Almeyda rests, recovering. The wounds she sustained to her chest are severe. Almeyda was discovered by a medicine woman, unconscious and disfigured. Now, the medicine woman carefully tends to her injuries. With trust well earned, Almeyda confides to this woman, Zibrata. She reveals to her the story of her life; how she came to be so horribly struck down. It is a story rooted in slavery, set in colonial Brazil. It is in this setting that Almeyda was taught by her grandmother (an African slave) to always recognize the truth of this world:” She said that cruelty was indestructible. / Men are destructible, but cruelty goes on.” Almeyda identifies this cruelty in its many forms. In the behavior of her master and his wife. In the brutality of the Portuguese forces towards fugitive runaways. And in the extreme actions taken by fellow slaves. As an example of the latter, Almeyda recounts the story of a woman from her village: “ There was a woman…who mutilated herself, / So she wouldn’t have to have any man at all. / She had done it, because she didn’t want / any man at all, not the black ones or the white ones.” But in a time and place of racial and gender inequality and the subjugation of human beings, love and hope can also flourish. Almeyda experiences it, for a time, with Anninho. He helps her escape bondage. And with the enslavers on their heels, the couple runs together in search of freedom. They are eventually overtaken and separated. Almeyda is maimed, and Anninho’s fate is unknown. Distraught, Almeyda measures the loss. Anninho is a man of Almeyda’s choosing, which is significant. In the world of enslavement, the master dictates matters of mating; often setting aside female slaves for his own (ab)use. But Almeyda has chosen her partner, and she will hold onto him with a steely grip:” Who made the earth so that his blood / and mine could not continue together?” As Almeyda heals from her physical wounds, her resolve to be reunited with Anninho strengthens in equal measure. But can a love like theirs survive the harsh terrain; the inhospitable climes?
Song For Anninho (written in free-verse) is a mesmerizing work that exhibits both the beauty and brutality of the character’s circumstances. Almeyda’s desperation and longing, as well as the searing imagery creates a jarring effect.

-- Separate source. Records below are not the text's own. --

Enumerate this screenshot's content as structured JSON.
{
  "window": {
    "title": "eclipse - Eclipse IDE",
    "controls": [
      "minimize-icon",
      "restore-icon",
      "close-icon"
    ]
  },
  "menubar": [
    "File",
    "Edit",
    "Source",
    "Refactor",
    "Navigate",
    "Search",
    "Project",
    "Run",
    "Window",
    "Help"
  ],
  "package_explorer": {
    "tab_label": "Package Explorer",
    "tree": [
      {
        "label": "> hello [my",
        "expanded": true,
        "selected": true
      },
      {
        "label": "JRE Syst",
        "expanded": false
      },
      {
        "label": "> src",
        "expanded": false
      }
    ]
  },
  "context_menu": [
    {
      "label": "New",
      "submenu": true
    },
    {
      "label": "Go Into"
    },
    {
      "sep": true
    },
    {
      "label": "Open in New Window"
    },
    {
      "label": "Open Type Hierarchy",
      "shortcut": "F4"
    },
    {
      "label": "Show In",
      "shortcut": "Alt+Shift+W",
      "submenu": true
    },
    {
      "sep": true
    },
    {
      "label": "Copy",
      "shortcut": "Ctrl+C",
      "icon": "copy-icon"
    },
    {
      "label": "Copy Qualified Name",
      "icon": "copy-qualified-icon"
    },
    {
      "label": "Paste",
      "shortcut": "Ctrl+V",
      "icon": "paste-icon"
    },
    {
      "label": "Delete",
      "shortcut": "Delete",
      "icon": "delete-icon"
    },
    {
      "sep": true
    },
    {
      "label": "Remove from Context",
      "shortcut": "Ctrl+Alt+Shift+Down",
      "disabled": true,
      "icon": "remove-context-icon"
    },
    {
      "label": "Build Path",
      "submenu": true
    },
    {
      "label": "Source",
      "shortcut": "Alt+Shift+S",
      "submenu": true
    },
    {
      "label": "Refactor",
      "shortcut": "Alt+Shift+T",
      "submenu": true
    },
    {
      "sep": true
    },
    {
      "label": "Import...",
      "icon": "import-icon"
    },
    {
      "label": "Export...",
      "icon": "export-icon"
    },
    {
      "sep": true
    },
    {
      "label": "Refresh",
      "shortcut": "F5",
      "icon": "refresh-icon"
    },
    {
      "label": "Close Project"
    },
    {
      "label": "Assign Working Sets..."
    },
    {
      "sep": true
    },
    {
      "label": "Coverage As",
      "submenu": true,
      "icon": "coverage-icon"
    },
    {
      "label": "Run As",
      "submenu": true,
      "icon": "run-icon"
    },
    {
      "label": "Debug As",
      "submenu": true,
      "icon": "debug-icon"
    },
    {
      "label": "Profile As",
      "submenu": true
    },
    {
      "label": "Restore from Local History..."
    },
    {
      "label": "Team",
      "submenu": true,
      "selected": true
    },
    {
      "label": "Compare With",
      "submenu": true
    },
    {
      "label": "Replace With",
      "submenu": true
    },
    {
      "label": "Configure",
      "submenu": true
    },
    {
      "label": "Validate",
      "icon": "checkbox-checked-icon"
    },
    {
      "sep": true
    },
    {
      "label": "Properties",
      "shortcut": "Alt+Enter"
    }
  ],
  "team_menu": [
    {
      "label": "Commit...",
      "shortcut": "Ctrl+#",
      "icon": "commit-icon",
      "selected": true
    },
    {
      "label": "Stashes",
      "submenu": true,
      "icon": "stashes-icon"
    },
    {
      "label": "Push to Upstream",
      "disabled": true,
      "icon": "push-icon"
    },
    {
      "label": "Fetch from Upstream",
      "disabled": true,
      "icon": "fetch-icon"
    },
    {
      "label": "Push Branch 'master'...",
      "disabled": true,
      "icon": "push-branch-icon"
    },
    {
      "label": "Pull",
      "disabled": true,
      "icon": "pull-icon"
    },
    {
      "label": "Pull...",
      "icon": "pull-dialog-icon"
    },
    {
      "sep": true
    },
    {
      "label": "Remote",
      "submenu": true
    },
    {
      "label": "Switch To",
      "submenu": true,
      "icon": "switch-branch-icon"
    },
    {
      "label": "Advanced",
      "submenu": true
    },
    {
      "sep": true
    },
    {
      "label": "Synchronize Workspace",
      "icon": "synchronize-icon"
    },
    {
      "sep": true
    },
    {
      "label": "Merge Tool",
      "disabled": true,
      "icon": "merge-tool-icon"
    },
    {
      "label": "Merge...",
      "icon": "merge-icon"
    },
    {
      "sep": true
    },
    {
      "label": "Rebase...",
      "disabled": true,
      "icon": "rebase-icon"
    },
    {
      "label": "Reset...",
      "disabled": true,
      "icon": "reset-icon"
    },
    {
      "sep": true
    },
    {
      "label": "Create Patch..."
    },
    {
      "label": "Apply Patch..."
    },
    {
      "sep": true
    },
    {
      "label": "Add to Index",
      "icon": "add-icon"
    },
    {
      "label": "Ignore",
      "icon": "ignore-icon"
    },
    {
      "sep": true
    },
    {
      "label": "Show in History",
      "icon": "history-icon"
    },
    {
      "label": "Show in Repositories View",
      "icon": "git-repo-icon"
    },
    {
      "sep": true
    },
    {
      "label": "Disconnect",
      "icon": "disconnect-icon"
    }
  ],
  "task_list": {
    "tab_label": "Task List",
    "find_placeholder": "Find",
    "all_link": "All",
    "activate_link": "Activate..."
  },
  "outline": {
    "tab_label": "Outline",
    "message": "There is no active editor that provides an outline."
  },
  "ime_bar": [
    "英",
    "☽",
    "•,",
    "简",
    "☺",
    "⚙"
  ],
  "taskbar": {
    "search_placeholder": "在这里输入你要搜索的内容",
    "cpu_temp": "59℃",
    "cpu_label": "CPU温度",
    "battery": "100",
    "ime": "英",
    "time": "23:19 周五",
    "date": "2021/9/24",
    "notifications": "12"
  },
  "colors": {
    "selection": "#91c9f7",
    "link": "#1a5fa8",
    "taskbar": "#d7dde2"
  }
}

The repetitive speech, indicative of a convalescent drifting in and out of consciousness, illustrates Almeyda’s need to be heard and understood. Endlessly evocative, one can feel in Almeyda’s descriptions the power rendered in disparate moments. The rush of wind as a soldier violently bears down his sword. The gentle airy weight of a lover’s kiss. The story flows, dream-like, between the past and the present. A future is envisioned as well. In this time and place, Almeyda manifests an existence free of shackles, enveloped in love and stalwart commitment.
Song For Anninho confirms my belief that Gayl Jones is one of the most underrated and underappreciated writers in the sphere of American Literature. I hope that won’t always be the case.